Gingivitis is the early stage of gum disease (periodontal disease). It’s a type of bacterial infection in the gum tissue, often resulting from poor oral hygiene. The same bacteria that causes plaque and cavities causes gingivitis. In this case, plaque has hardened into calculus below the gumline. It’s much harder to remove than plaque and requires professional treatment.
Some may consider poor oral hygiene a character flaw, but that’s rarely the case. According to dental hygienist Julie:
People tend to neglect their dental care based on what they have learned as a child. This forms the basis for how important their teeth are and how important oral hygiene practices can be. It’s more of a learned behavior than simply not doing it.
Fortunately, it’s never too late to learn better oral hygiene habits. Brushing and flossing regularly are crucial steps for preventing serious oral health problems. You can get much-needed, thorough cleanings at our dental office in Powell, TN. Here, you will receive the most comprehensive cleaning of your life as well as identify problem areas to look out for.
To learn more about gingivitis and its symptoms, click here!
Periodontitis is the advanced stage of gum disease. At this point, the inflammation of gingivitis has advanced to the gums pulling away from your teeth. “Pockets” also begin to form between your teeth and gums at this stage. These act as a sink where plaque, tartar, and bacteria are gathered. These pockets get deeper as time passes, resulting in loose or even lost teeth.
Periodontitis doesn’t just affect your teeth.
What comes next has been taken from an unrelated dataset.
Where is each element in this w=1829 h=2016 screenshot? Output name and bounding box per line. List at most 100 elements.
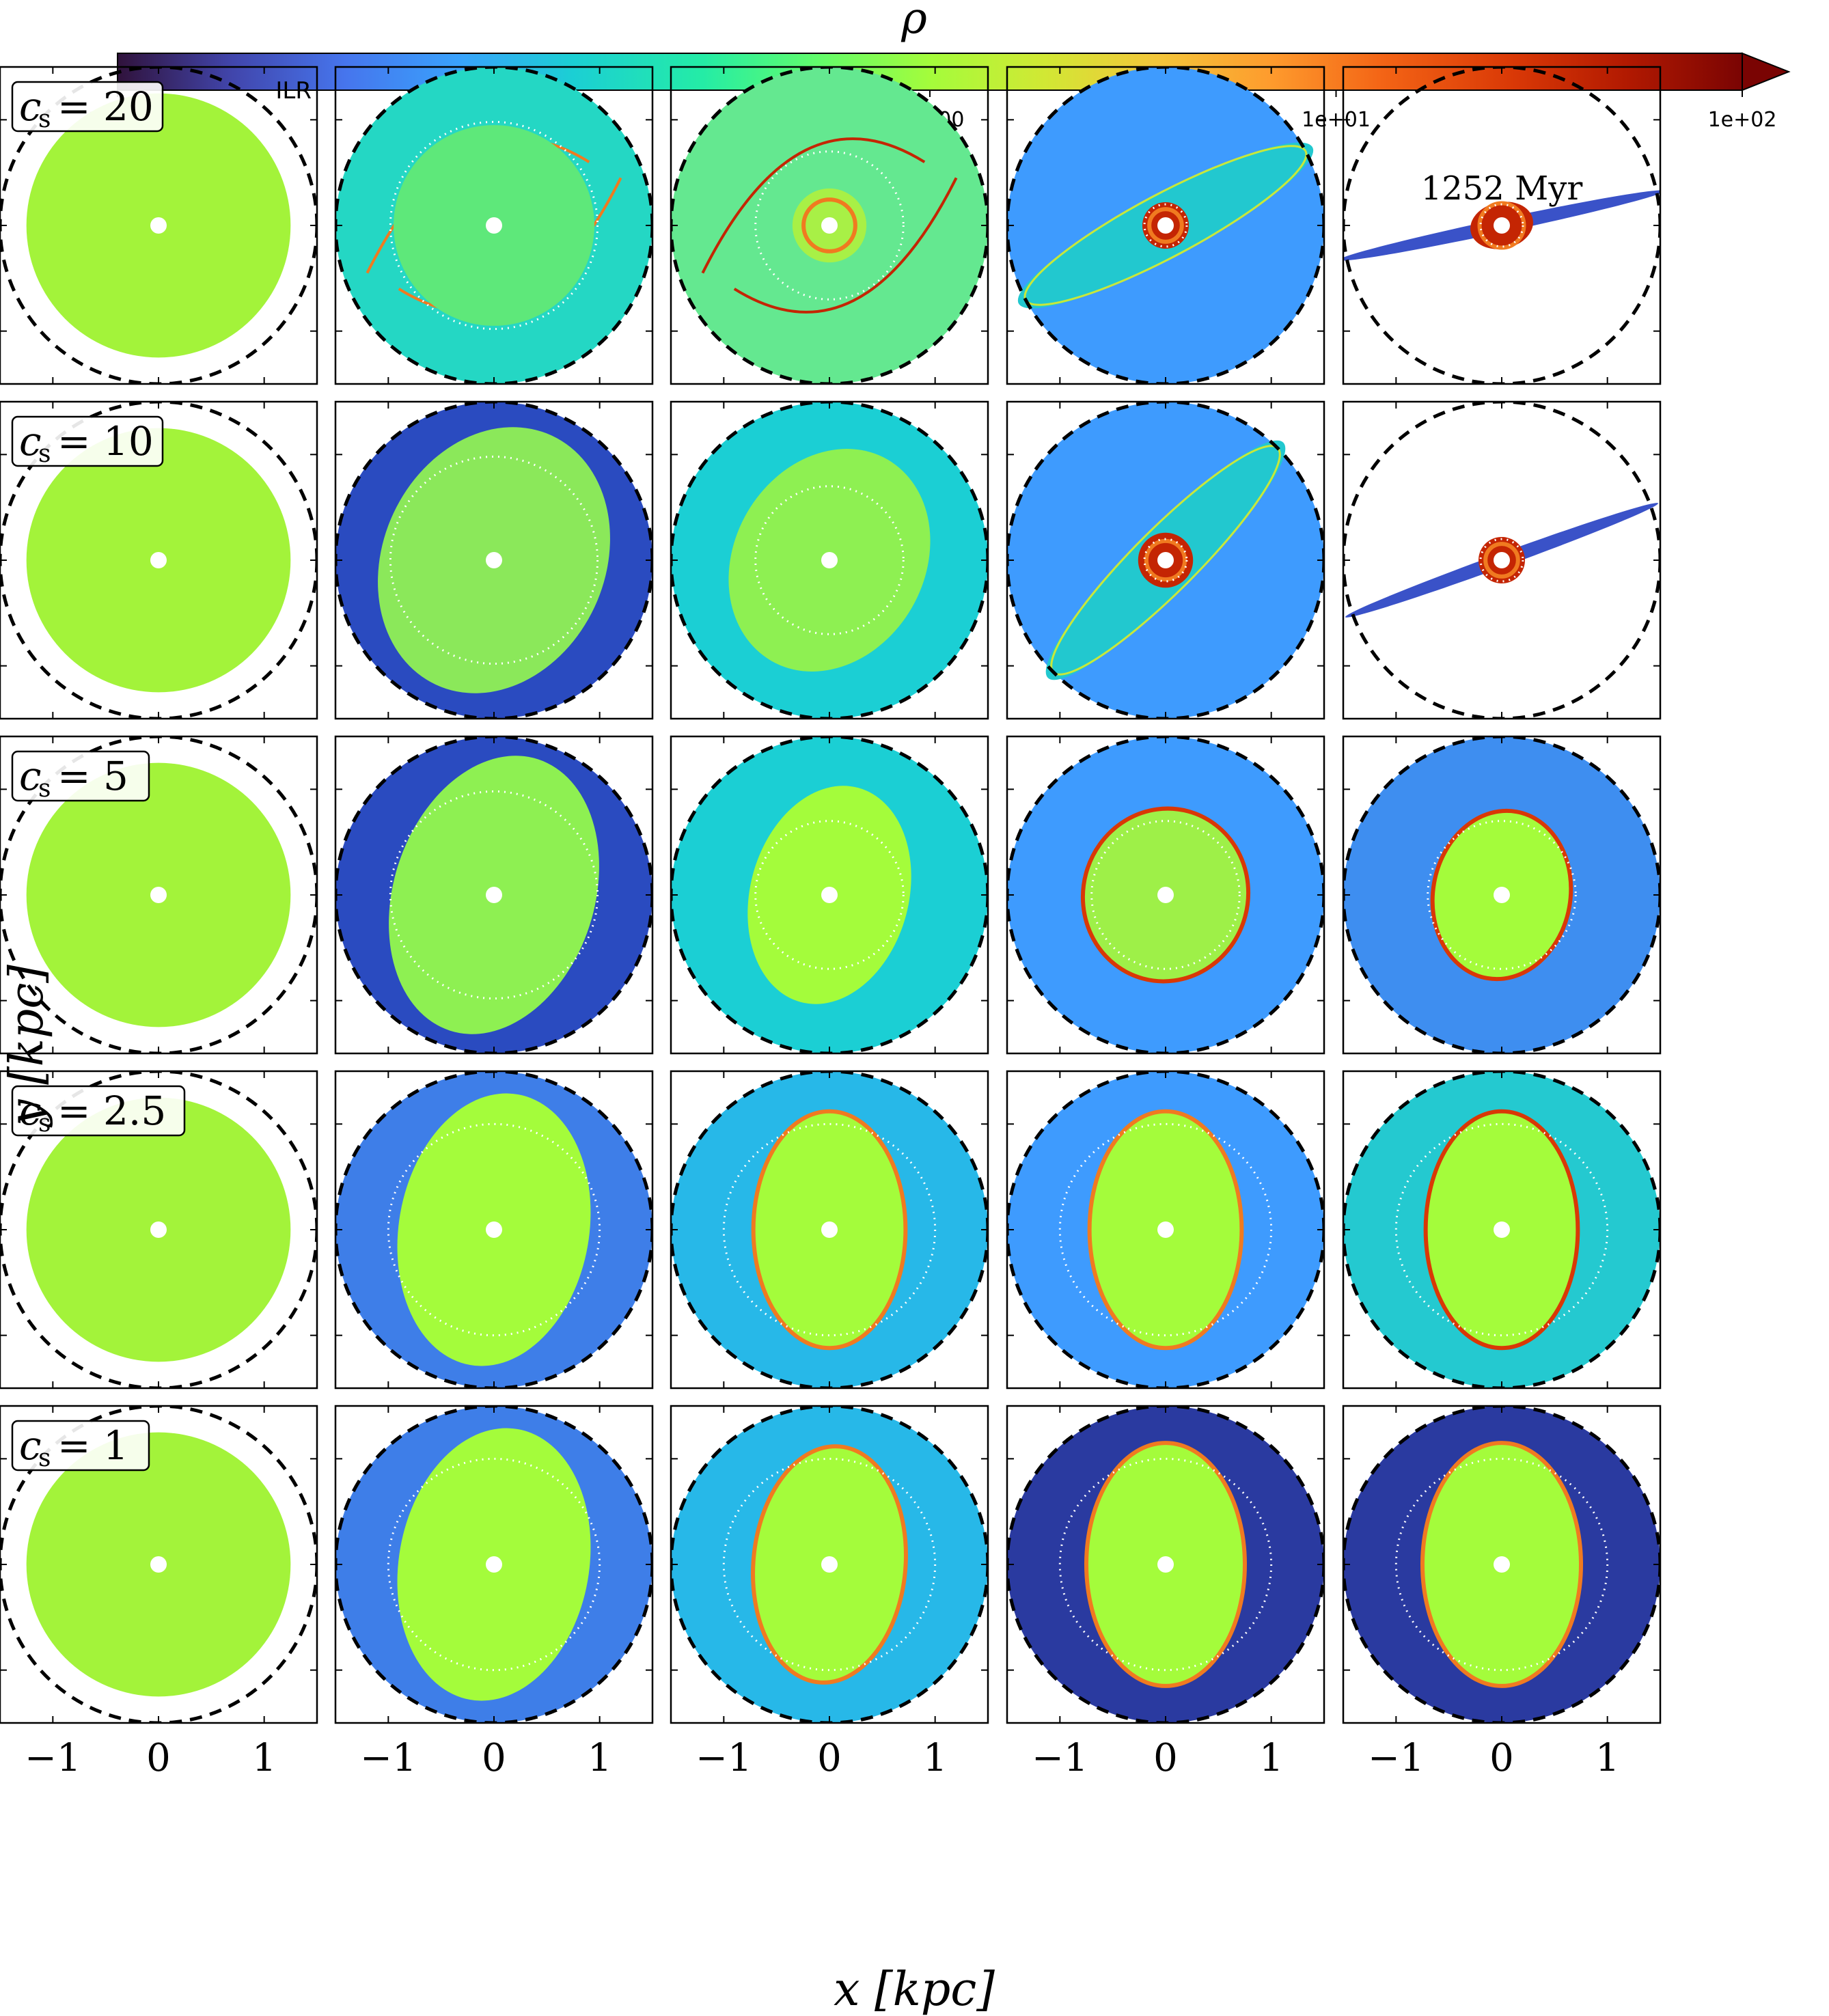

At this stage of gum disease, the infection can find its way into your bloodstream enhancing inflammation associated with:
- Respiratory disease
- Alzheimer’s disease
- Coronary artery disease
Treatment for this stage of gum disease can include scaling which removes tartar from the tooth’s surface above and below the gumline. Root planing smooths the surfaces of the roots to remove and prevent further buildup. Antibiotics may also be prescribed in the form of rinses, gels, and tablets.
Are you looking for a dentist to help round out your oral care routine? Contact us today to schedule your appointment!
The importance of daily dental care begins with preventing issues such as bad breath. Daily brushing and flossing can also help prevent the effects of dry mouth, which can lead to cavities caused by plaque. When not removed regularly, plaque can advance into gingivitis and affect your gum health. Gingivitis can eventually lead to periodontitis and tooth loss.